As the improved version of the AL86, the AY86 has been serving the broadcast market for three years. "Since the Janet Jackson incident, the AY86 has been a popular unit due to its practical features and reasonable price," said Chang. "In the last two years, we have also seen increased demand from the international market for this video/audio delay unit for live programs."
Hotronic's AY86 Video/Audio Delay system is frame-by-frame adjustable for up to a 7-second delay; or for up to a 20-second delay. The AY86 supports SDI digital and analog formats, along with four channels of AES/EBU audio. In the event that objectionable video or audio occurs, the operator can mute or cut the audio, and cut away to a secondary source or graphic. "The up to 20-second delay version was purchased by CCTV (Central China TV) which uses the system to filter out objectionable content," said Chang.
The Doremi V1-MP2 is a video disk recorder that uses MPEG-2 video compression. It features composite, S-Video, YUV and SDI I/O for SDTV, and it can operate as a VTR replacement. The V1-HD model supports HDTV, and both models provide up to eight channels of digital audio (AES/EBU) or six channels of analog audio.

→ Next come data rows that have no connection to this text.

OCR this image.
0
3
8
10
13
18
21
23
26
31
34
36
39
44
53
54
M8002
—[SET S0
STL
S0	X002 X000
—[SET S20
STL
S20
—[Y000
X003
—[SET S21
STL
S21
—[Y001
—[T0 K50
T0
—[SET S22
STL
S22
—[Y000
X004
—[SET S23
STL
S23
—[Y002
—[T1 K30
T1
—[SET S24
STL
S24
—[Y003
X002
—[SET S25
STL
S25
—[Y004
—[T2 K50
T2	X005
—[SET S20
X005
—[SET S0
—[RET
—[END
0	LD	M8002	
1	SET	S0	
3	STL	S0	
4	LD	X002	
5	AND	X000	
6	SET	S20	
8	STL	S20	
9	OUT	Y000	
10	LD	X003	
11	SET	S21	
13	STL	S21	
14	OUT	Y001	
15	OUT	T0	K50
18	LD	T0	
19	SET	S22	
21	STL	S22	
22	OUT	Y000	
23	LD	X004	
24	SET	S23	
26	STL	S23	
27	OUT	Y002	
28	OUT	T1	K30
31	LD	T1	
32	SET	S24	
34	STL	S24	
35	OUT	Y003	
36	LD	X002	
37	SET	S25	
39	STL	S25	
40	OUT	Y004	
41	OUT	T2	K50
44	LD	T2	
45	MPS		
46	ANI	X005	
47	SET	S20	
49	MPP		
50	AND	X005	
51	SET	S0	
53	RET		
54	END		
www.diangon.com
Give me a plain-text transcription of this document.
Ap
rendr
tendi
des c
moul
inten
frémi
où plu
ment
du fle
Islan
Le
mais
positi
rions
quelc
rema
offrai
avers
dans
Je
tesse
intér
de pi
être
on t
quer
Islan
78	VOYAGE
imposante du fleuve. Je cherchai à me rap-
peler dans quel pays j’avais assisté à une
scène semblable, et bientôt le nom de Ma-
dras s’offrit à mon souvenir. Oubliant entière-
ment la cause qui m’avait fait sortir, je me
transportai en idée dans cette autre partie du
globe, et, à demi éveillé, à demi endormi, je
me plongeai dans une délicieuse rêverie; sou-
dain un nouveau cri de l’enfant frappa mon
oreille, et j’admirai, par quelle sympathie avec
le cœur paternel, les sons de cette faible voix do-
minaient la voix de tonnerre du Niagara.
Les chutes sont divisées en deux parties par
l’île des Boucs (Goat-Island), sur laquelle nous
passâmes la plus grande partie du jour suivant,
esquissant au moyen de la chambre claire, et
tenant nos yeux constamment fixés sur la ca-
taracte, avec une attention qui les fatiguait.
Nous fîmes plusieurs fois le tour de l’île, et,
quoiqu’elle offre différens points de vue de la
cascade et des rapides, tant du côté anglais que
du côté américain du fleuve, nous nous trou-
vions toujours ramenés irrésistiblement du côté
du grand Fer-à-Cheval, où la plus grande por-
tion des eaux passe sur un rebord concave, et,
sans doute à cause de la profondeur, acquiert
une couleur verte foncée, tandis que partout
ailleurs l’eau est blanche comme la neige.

"This product came out before the Super Bowl incident, but we took advantage of that fact in our marketing and, as a result, sales went up. We definitely saw a surge in calls from our resellers and major market stations that do live news, sports, and events," said Ramzi Shakra, marketing director, for Doremi Labs in Burbank, Calif.
"Previously, we promoted the product's broadcast time zone delay of 1 to 12 hours; but after the Super Bowl, we stressed the short-term delay, which can be as little as one or two seconds."
With many of these delay systems priced under $15,000, vendors say that this relatively small investment can be easily justified if it prevents a fine and viewer disapproval.